Cold and lonely is the night before war.
(ii)
In the distance, the Plainville Salvage Yards were visible, squat buildings and round hangers surrounded by trash of every description. It was hard to tell what was trash and what was building.
It marked the edge of the Juniper, and I knew the power would be spotty. Here, the effects of the flood basalt flow’s EM field would fluctuate, turning on and off the electrical current in random intervals. On the other side of the Salvage Yards was the border fence, high and topped with razor wire. I’d talked to people who said the Plainville Salvage Yard was where a lot of illegals crossed, swimming through junk.
That section of Kansas had little hillocks, which made recon hard, but we had the Moby overhead, and we had a signaling system. If Sketchy, Tech, or Peeperz saw something, they’d shoot flares into the sky as a warning.
The prairie appeared deserted. Each step seemed to promise victory, until we came down the last of the hills, about a kilometer away from the buildings of the salvage yards and the border.
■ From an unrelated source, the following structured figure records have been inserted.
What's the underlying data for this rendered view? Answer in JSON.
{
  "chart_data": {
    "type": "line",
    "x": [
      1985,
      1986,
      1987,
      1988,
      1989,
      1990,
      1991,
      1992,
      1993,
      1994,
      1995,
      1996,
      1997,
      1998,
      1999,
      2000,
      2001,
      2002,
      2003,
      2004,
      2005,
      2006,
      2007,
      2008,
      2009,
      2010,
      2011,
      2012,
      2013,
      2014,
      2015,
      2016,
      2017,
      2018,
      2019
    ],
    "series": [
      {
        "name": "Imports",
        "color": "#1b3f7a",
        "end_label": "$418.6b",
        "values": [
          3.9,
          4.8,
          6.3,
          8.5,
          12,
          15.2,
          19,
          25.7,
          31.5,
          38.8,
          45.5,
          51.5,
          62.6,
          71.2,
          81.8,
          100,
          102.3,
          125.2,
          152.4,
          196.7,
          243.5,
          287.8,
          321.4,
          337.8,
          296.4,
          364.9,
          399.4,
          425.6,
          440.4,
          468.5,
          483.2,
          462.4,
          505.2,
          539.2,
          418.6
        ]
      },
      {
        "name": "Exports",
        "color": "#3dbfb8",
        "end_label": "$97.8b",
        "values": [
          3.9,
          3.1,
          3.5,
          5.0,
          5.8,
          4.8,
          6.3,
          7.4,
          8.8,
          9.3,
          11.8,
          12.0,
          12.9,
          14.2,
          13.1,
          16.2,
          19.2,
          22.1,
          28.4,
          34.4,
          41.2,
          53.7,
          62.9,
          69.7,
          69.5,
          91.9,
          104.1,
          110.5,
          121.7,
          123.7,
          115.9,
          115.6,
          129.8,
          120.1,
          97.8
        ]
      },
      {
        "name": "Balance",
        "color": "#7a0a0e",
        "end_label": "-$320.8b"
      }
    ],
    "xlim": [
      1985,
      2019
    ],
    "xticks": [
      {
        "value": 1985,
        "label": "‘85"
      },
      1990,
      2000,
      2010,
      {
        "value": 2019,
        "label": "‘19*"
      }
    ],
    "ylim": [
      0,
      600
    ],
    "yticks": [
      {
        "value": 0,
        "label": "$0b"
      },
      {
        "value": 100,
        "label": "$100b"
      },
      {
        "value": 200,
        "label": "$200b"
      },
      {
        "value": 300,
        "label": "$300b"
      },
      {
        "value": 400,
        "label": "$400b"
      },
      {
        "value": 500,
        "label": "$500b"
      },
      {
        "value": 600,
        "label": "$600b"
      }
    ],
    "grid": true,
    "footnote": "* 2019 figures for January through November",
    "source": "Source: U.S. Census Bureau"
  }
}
A lone figure stood on the grasslands, and we all stopped when we saw her. Sitting on my horse Miley, I shivered. Whoever the lone figure was, she seemed so out of place, almost surreal. She leaned on a cane, or maybe a rifle, I couldn’t tell. But she was alone, nothing but grass and prairie dog holes around her.
Pilate, June Mai, and me, we all exchanged glances. June Mai’s girls got their guns ready, but Marie Atlas reminded them to only shoot if ordered.
Micaiah didn’t react at all. Big jackerin’ surprise there.
A cold northern wind prodded dark clouds until half the sky was stygian with a storm.
“Well, hell’s bells.” Pilate smiled. “Looks like someone sold us out after all. Let’s go say howdy anyway, shall we?” Pilate didn’t have his original Beijing homewrecker, but he had found another one, same model—a Mossberg & Sons G203 quad cannon with four barrels for shells, grenades, or mortars. It was an evil weapon in the hands of a priest who kept track of his ammunition by using the names of the gospel writers.